For buyers comparing regional options, three useful rules of thumb hold up across the rate tables:
- Below £225,000, Wales is cheapest. The high LTT nil-rate dominates.
- Between £225,000 and £350,000, the three regimes are within £600 of one another. The choice barely registers in the cost stack.
- Above £400,000, England is meaningfully cheapest, with LBTT becoming the most expensive regime by a widening margin as the price rises.

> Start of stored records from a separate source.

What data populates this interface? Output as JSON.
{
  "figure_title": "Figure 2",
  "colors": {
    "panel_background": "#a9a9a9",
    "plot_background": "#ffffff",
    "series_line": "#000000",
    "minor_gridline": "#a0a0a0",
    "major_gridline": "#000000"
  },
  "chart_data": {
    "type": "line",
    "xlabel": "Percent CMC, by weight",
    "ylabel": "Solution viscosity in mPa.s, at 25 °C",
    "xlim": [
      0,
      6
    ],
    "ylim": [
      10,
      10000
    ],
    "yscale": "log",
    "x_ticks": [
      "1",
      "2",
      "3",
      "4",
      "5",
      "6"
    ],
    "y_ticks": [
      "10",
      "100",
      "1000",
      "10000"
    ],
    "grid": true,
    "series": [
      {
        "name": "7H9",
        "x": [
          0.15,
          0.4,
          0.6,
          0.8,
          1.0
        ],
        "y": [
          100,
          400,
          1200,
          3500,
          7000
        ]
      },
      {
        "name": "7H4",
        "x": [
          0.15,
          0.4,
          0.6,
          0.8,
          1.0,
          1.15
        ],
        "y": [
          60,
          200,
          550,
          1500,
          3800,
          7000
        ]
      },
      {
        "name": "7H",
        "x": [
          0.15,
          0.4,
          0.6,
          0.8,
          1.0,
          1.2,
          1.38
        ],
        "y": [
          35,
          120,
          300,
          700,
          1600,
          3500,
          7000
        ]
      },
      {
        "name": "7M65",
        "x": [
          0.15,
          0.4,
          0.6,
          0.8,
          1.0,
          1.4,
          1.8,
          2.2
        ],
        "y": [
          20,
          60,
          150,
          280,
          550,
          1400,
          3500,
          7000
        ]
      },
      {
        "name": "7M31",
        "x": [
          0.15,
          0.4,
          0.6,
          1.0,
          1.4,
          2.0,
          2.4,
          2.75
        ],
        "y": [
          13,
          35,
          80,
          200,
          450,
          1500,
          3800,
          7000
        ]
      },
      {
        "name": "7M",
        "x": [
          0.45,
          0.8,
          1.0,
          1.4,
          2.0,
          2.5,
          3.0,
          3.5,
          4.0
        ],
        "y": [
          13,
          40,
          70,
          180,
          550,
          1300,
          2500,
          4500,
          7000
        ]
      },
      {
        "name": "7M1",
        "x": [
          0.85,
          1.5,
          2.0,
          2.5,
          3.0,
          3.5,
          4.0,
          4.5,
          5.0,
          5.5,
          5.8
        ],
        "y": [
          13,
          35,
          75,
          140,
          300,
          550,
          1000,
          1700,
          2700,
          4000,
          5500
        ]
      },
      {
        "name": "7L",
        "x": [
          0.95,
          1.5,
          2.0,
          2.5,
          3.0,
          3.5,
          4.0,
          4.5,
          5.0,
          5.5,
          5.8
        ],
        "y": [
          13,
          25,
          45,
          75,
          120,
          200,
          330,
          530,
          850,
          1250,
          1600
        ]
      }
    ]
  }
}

The other component of "true cost" that varies sharply across borders is council tax — Scotland and Wales operate their own band schedules, and the Band D averages diverge materially. To see the council tax band, energy-rated running cost and current SDLT/LBTT/LTT figure for any specific address, use the Homecost postcode lookup with an Edinburgh sample postcode or any other UK postcode.
For more guides in the Cost Intelligence series, including the £500k cliff edge analysis, the joint-buyer trap and the full hidden-cost reserve table, see the catalogue. Each piece in the series draws on HM Land Registry data spanning 30.9 million England-and-Wales transactions and the matching published rate tables of HMRC, Revenue Scotland and the Welsh Revenue Authority.
Disclaimer. This article describes the published transaction-tax rules in force on 17 May 2026 across the three UK regimes. It does not constitute tax or legal advice. Rate cards change at every Budget cycle and devolved Budget cycle, and the interaction with residence tests, joint-buyer status, partial-owner reliefs and additional-dwelling exposure can shift the bill materially. Always consult a qualified conveyancer or tax adviser before exchanging on a purchase, and verify the current rates with HMRC, Revenue Scotland or the Welsh Revenue Authority on the date of your transaction.